If you and your soon to be ex-spouse have good credit, you should take the following steps.
Close all joint accounts. If your name is still on the account, you are legally responsible for any new debts your ex-spouse runs up. It does not matter if the divorce agreement states that the account in question is solely your spouse’s responsibility. You are still legally liable. Plus, if your ex-spouse is late in making payments, it will adversely affect your credit report, even if the debt resulted solely from your spouse’s actions.
Ask creditors to transfer balances to individual accounts. If you have a balance and cannot pay it off before the divorce, write the creditor. Ask that the account be closed and the balance be transferred into an individual account of the spouse who agrees to be responsible for that particular debt.

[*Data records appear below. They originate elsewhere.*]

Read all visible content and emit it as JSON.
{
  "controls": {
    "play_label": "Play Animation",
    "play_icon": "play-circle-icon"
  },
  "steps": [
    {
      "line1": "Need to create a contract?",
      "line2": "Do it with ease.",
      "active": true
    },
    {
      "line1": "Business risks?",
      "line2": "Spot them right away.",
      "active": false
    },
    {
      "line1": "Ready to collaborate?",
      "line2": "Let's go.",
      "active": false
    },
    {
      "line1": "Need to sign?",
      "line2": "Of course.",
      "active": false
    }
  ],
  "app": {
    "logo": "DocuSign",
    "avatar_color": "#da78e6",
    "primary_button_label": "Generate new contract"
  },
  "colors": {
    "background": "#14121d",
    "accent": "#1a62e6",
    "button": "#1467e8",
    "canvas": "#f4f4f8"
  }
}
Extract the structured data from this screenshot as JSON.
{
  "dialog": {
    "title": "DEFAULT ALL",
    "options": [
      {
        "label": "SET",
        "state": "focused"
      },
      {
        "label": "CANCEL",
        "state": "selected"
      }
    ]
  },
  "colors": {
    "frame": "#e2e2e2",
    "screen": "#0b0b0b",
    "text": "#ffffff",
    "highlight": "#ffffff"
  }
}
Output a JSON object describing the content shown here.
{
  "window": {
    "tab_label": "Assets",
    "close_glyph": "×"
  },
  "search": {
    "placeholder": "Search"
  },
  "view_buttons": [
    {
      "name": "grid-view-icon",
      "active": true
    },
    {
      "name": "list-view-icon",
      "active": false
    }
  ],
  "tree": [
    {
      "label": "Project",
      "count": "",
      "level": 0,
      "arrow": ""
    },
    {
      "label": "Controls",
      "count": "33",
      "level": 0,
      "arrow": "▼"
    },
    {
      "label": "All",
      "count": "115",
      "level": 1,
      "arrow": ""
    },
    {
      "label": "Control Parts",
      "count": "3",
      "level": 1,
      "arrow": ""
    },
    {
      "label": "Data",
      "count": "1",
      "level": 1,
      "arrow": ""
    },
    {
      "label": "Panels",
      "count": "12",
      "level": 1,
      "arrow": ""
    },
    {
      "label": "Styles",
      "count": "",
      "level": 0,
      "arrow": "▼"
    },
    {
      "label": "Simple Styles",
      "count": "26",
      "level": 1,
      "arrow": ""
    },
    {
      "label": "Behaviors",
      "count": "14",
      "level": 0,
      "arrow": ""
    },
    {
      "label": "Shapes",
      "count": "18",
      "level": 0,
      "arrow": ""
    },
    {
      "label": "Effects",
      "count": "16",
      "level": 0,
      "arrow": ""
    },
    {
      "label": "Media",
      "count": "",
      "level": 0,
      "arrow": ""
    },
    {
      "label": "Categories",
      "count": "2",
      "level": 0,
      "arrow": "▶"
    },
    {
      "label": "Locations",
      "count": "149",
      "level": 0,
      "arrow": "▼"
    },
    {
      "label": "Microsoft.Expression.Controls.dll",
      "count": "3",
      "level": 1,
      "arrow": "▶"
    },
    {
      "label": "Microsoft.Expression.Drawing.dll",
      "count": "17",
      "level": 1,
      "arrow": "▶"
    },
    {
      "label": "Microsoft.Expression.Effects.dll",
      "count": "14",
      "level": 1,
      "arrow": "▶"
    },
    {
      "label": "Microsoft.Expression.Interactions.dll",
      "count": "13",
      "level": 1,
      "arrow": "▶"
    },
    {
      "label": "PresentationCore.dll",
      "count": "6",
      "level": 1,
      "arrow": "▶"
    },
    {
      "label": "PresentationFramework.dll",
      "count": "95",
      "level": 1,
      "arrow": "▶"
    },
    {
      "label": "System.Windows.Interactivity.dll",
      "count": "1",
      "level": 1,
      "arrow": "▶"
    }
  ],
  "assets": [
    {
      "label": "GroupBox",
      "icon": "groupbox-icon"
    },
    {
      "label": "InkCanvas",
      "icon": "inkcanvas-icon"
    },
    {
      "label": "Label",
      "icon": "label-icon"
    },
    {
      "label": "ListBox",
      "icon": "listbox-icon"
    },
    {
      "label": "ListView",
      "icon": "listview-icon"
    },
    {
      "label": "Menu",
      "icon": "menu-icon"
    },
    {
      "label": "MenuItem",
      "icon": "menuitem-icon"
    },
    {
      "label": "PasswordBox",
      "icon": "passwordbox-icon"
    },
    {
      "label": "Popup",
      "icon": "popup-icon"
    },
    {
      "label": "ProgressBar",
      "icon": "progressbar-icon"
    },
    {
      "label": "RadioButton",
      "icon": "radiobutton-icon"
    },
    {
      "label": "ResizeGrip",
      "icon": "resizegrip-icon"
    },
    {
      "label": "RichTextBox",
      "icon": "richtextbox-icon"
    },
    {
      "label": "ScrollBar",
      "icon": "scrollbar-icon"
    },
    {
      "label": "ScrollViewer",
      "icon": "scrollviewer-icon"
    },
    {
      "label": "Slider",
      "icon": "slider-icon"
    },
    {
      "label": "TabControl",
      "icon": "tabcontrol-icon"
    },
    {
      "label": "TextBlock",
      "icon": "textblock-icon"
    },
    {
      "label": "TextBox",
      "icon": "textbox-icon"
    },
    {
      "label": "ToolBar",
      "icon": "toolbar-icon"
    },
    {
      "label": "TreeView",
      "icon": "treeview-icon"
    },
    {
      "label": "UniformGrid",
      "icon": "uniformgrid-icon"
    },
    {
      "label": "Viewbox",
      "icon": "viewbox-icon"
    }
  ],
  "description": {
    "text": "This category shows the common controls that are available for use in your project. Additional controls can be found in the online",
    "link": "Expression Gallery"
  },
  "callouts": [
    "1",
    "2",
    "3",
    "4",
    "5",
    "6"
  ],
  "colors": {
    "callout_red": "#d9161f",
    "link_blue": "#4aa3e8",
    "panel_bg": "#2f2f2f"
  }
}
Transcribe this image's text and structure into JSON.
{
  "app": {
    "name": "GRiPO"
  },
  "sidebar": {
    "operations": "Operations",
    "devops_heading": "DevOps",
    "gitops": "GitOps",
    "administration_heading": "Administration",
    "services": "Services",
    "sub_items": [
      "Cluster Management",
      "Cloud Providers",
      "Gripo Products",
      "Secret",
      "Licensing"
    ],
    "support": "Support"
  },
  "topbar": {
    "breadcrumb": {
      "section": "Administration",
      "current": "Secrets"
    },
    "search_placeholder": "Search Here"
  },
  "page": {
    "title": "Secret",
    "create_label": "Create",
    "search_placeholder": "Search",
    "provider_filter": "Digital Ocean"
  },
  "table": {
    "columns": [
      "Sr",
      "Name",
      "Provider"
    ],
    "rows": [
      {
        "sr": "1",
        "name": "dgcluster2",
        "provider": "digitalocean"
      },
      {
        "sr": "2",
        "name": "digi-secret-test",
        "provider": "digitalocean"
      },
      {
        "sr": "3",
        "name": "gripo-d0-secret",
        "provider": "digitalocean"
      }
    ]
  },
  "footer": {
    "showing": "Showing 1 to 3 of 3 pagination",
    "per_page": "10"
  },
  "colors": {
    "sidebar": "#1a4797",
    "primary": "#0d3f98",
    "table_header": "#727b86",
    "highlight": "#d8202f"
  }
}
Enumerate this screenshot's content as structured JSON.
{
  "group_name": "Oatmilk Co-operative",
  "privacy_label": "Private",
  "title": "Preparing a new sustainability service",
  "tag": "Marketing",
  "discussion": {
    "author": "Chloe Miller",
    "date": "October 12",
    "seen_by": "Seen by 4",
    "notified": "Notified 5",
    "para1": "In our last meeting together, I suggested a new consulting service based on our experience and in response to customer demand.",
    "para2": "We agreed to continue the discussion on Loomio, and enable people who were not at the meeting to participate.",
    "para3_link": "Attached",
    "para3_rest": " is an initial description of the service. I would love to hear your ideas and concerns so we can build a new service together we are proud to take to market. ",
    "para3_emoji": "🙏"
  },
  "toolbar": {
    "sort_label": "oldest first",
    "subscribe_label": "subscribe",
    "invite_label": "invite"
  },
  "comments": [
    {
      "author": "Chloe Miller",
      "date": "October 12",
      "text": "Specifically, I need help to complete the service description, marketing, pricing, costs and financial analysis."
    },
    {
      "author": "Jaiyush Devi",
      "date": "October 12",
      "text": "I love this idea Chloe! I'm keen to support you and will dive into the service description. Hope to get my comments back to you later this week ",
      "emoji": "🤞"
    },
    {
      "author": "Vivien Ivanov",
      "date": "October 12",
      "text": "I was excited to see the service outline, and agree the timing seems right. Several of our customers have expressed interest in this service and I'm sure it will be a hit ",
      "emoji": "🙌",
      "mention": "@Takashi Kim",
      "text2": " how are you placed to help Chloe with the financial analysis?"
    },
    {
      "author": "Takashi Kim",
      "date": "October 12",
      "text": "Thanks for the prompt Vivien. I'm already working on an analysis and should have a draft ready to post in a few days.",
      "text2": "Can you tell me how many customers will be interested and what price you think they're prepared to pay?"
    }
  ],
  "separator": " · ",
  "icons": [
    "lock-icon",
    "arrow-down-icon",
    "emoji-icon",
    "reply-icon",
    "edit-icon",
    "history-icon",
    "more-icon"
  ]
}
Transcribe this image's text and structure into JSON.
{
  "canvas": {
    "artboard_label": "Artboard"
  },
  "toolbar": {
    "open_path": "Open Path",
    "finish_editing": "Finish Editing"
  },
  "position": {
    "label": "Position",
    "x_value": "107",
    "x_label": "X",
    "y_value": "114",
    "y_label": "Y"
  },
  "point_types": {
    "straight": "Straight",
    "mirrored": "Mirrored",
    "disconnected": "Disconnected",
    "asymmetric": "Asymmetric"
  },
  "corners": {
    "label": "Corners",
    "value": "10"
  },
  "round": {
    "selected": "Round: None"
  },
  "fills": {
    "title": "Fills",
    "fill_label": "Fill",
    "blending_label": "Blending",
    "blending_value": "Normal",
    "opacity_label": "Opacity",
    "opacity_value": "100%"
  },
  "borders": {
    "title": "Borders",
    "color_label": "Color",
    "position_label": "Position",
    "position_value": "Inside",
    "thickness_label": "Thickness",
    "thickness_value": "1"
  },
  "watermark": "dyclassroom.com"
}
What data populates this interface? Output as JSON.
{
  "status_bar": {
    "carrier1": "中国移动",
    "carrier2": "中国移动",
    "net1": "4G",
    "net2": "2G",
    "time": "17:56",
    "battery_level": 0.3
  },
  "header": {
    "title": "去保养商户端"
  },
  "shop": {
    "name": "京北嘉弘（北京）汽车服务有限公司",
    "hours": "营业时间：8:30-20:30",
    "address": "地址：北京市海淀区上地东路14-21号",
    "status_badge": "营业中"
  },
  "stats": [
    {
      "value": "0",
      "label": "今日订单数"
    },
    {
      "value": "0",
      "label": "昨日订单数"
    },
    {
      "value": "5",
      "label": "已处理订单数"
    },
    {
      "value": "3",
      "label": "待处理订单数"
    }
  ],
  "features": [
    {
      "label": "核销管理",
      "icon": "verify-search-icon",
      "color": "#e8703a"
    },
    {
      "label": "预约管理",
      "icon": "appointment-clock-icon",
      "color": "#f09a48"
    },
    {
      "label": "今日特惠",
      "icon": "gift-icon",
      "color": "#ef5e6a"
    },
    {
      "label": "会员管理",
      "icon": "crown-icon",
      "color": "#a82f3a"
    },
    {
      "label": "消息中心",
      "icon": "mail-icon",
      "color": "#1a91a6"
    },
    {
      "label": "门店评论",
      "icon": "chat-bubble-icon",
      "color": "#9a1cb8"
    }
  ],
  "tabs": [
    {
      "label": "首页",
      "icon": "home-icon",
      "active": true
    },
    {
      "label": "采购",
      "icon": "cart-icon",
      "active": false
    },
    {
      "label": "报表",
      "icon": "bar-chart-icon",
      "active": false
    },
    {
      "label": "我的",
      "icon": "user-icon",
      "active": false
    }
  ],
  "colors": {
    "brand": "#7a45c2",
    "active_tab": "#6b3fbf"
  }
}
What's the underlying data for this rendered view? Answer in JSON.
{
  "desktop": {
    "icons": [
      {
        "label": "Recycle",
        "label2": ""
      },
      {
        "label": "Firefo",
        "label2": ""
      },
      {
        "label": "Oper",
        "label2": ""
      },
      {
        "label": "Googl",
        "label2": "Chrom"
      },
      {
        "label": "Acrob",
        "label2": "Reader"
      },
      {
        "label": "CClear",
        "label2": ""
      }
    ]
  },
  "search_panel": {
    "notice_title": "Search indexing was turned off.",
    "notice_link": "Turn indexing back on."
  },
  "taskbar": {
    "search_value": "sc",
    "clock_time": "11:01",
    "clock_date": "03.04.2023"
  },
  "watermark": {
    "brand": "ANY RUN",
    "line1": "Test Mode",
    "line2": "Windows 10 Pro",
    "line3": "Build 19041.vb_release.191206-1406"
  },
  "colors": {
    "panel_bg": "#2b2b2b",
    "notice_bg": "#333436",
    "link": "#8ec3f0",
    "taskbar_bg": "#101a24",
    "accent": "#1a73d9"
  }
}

Warning: Sometimes divorce agreements stipulate that joint accounts may be maintained. As long as your ex-spouse remains on your account, you will be liable for his or her future debts. If you can, avoid any divorce agreement that requires you to maintain joint accounts. Only maintain joint accounts on the advice of your attorney.
If You Have No Credit
If you are an authorized-user on your spouse’s account, you may have no credit history of your own. This could make it difficult to obtain credit during a time when you are financially vulnerable. The first thing to do is confirm that you have no credit history by requesting a copy of your credit report from the three major credit bureaus. You can get a free annual credit report from each of the three leading credit bureaus from www.annualcreditreport.com.